Essentially it has three states:

  1. Fetch - starts fetch of next instruction
  2. FetchNext - sets up operands for execute cycle
  3. Decode - decodes instruction
  4. Execute - well.. executes instruction
The tricky bit is that there is a tiny bit of interleaving of states since the BRAM takes a cycle to perform a fetch/store. The above is the normal states the ZPU cycles through unless memory fetch, jumps, etc. take place.

About zpu_core.vhd

The zpu_core.vhd has a single port memory interface. All data, code and IO is accessed through this memory interface.

It performs better(despite having less memory bandwidth than zpu_core_small.vhd) since it implements many more instructions.

Next generation ZPU

Based on feedback here is a list of a tenuous "consensus" for the next generation of the ZPU with some tentative ideas on implementation.

The plan is to update zpu_core.vhd and zpu_core_small.vhd as examples/reference, and to open up for innovation in the HDL implementation.

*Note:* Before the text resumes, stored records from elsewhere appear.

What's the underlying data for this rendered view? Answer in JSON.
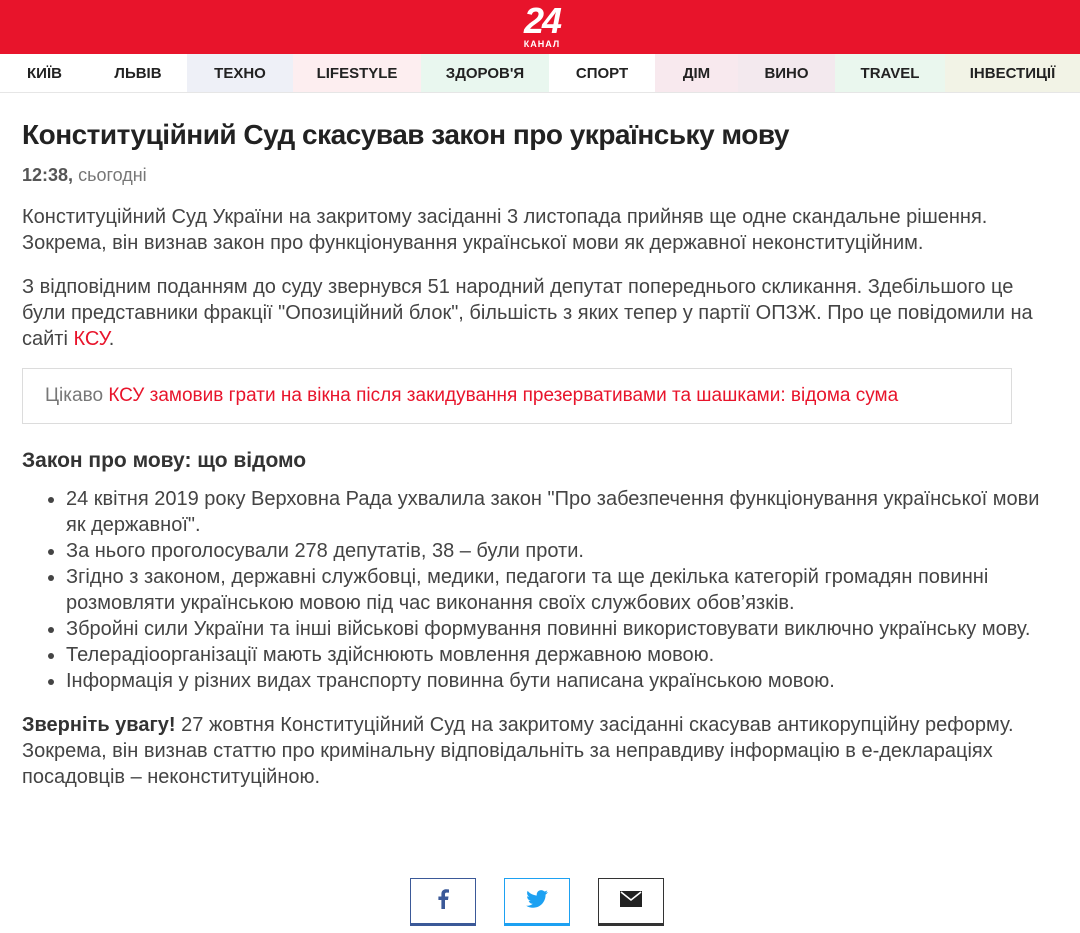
{
  "brand": {
    "logo_number": "24",
    "logo_sub": "КАНАЛ",
    "color": "#e8142b"
  },
  "nav": [
    {
      "label": "Київ",
      "bg": "#ffffff",
      "width": 89
    },
    {
      "label": "Львів",
      "bg": "#ffffff",
      "width": 98
    },
    {
      "label": "Техно",
      "bg": "#eef0f7",
      "width": 106
    },
    {
      "label": "Lifestyle",
      "bg": "#fdeef0",
      "width": 128
    },
    {
      "label": "Здоров'я",
      "bg": "#e9f7ef",
      "width": 128
    },
    {
      "label": "Спорт",
      "bg": "#ffffff",
      "width": 106
    },
    {
      "label": "Дім",
      "bg": "#f8e9ee",
      "width": 83
    },
    {
      "label": "Вино",
      "bg": "#f3e9ee",
      "width": 97
    },
    {
      "label": "Travel",
      "bg": "#eaf7ee",
      "width": 110
    },
    {
      "label": "Інвестиції",
      "bg": "#f2f3e6",
      "width": 135
    }
  ],
  "article": {
    "title": "Конституційний Суд скасував закон про українську мову",
    "time": "12:38,",
    "date": "сьогодні",
    "p1": "Конституційний Суд України на закритому засіданні 3 листопада прийняв ще одне скандальне рішення. Зокрема, він визнав закон про функціонування української мови як державної неконституційним.",
    "p2_text": "З відповідним поданням до суду звернувся 51 народний депутат попереднього скликання. Здебільшого це були представники фракції \"Опозиційний блок\", більшість з яких тепер у партії ОПЗЖ. Про це повідомили на сайті",
    "p2_link": "КСУ",
    "p2_end": ".",
    "interesting_label": "Цікаво",
    "interesting_link": "КСУ замовив грати на вікна після закидування презервативами та шашками: відома сума",
    "section_title": "Закон про мову: що відомо",
    "bullets": [
      "24 квітня 2019 року Верховна Рада ухвалила закон \"Про забезпечення функціонування української мови як державної\".",
      "За нього проголосували 278 депутатів, 38 – були проти.",
      "Згідно з законом, державні службовці, медики, педагоги та ще декілька категорій громадян повинні розмовляти українською мовою під час виконання своїх службових обов’язків.",
      "Збройні сили України та інші військові формування повинні використовувати виключно українську мову.",
      "Телерадіоорганізації мають здійснюють мовлення державною мовою.",
      "Інформація у різних видах транспорту повинна бути написана українською мовою."
    ],
    "note_bold": "Зверніть увагу!",
    "note_text": " 27 жовтня Конституційний Суд на закритому засіданні скасував антикорупційну реформу. Зокрема, він визнав статтю про кримінальну відповідальніть за неправдиву інформацію в е-деклараціях посадовців – неконституційною."
  },
  "share": {
    "facebook_icon": "facebook-icon",
    "twitter_icon": "twitter-icon",
    "email_icon": "email-icon",
    "facebook_color": "#3b5998",
    "twitter_color": "#1da1f2"
  }
}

  1. Reduce minimum code size footprint
    1. Modify GCC compiler to be able to emit function calls instead of instructions. E.g instead of issuing MULT, generate function call. This reduces code size overhead for applications that do not use MULT since the microcode does not need to be in place.
    2. Add single entry for unknown instructions. PC and unsupported instruction is pushed onto stack before jumping to unkonwn instruction vector. This makes it possible to write denser microcode for missing instructions.
  2. Add floating point add and mult. FADD & FMULT. Option to generate the instructions from the compiler.
  3. Add some scheme to support custom instructions.
  4. Add support to Zylin Embedded CDT for downloading fully functional ZPU toolchain. The goal is to allow new users to write and simulate simple ZPU programs in in less than an hour.